Petitioner was proclaimed as the duly elected Representative of the First District of Laguna on June 27,
2007, having garnered a total of 95,927 votes, winning by a margin of 35,000 votes over the nearest candidate.
On July 5, 2007, private respondent filed a petition for quo warranto before the House of
Representatives Electoral Tribunal (HRET) that the petitioner lacked the required one-year residency
requirement provided under Art. VI, Sec. 6 of the 1987 Constitution. In support of his petition, private
respondent argued that petitioner falsely declared under oath: (1) his alleged Sta. Rosa residence; (2) the
period of his residence in the legislative district before May 14, 2007, which he indicated as one year and two
months; and (3) his eligibility for the office where he was seeking to be elected. The HRET rule in favor of the
private respondent, petitioner ran to the SC for assistance.

ISSUE:
Whether or not petitioner sufficiently complied with the one-year residency requirement to be a Member
of the House of Representatives, as provided in the 1987 Constitution.

RULING:

YES. The SC found the interpretation of the HRET of the residency requirement under the Constitution to be
overly restrictive and unwarranted under the factual circumstance of this case.

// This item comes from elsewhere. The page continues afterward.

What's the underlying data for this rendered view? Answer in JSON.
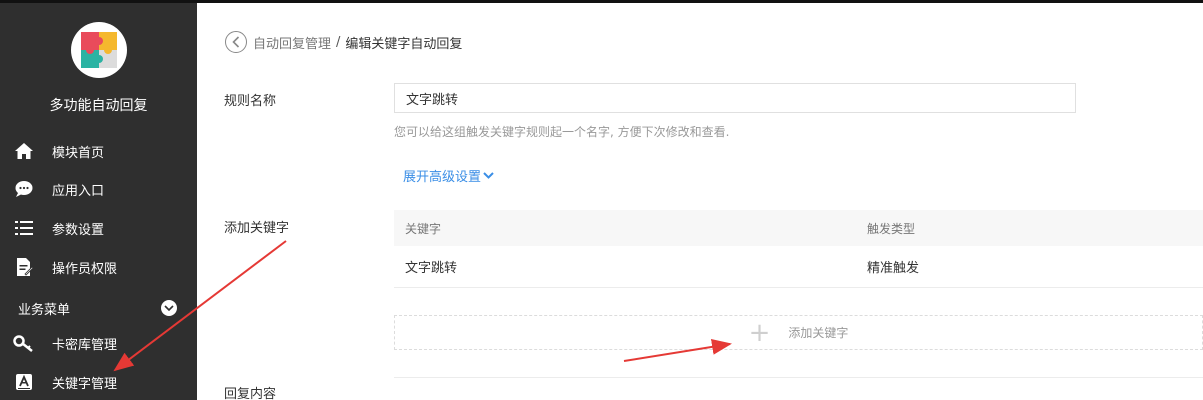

SC found nothing wrong if the
petitioner sometimes transacted business or received visitors in his Cabuyao house, instead of the alleged Sta.
Rosa residence, as there is nothing in the residency requirement for candidates that prohibits them from
owning property and exercising their rights of ownership thereto in other places aside from the address they
had indicated as their place of residence in their COC. It also stated that there is nothing in the Constitution or
our election laws which require a congressional candidate to sell a previously acquired home in one district and
buy a new one in the place where he seeks to run in order to qualify for a congressional seat in that other
district. SC found that petitioner had adequately shown that his transfer of residence to Sta. Rosa was bona
fide and was not merely for complying with the residency requirement under election laws.

Case no 87
Deles vs. Commission on Appointments
TERESITA QUINTOS-DELES vs COMMISSION ON APPOINTMENTS

Facts: Teresita Quintos-Deles was appointed by the former President Corazon Aquino as sectoral
representative for women along with Al Ignatius G. Lopez for youth Bartolome Arteche for peasant and Rey
Magno Teves for urban poor. They were appointed when the Congress was in session. Afterwards, their
appointment to take an oath was scheduled but the Commission on Appointment (COA) filed a case against
Deles et al saying that for their appointment to be valid it should first be confirmed by COA.

Issue:

Whether the Constitution requires the appointment of Sectoral representatives to the House of
Representatives to be confirmed by the Commission on Appointments?Resolution:

Yes, there are four groups that the President can appoint. These are:

First, the heads of the executive departments, ambassadors, other public ministers and consuls officers of the
armed forces from the rank of colonel or naval captain, and other officers whose appointments are vested in
him in this Constitution;

Second, all other officers of the Government whose appointments are not otherwise provided for by law;

Third, those whom the President may be authorized by law to appoint;

Fourth, officers lower in rank whose appointments the Congress may by law vest in the President alone.
According to the ruling of the case, the first group of officers is clearly appointed with the consent of the
Commission on Appointments. Appointments of such officers are initiated by nomination and, if the nomination
is confirmed by the Commission on Appointments, the President appoints.

Teresita Deles et al are included in the first group.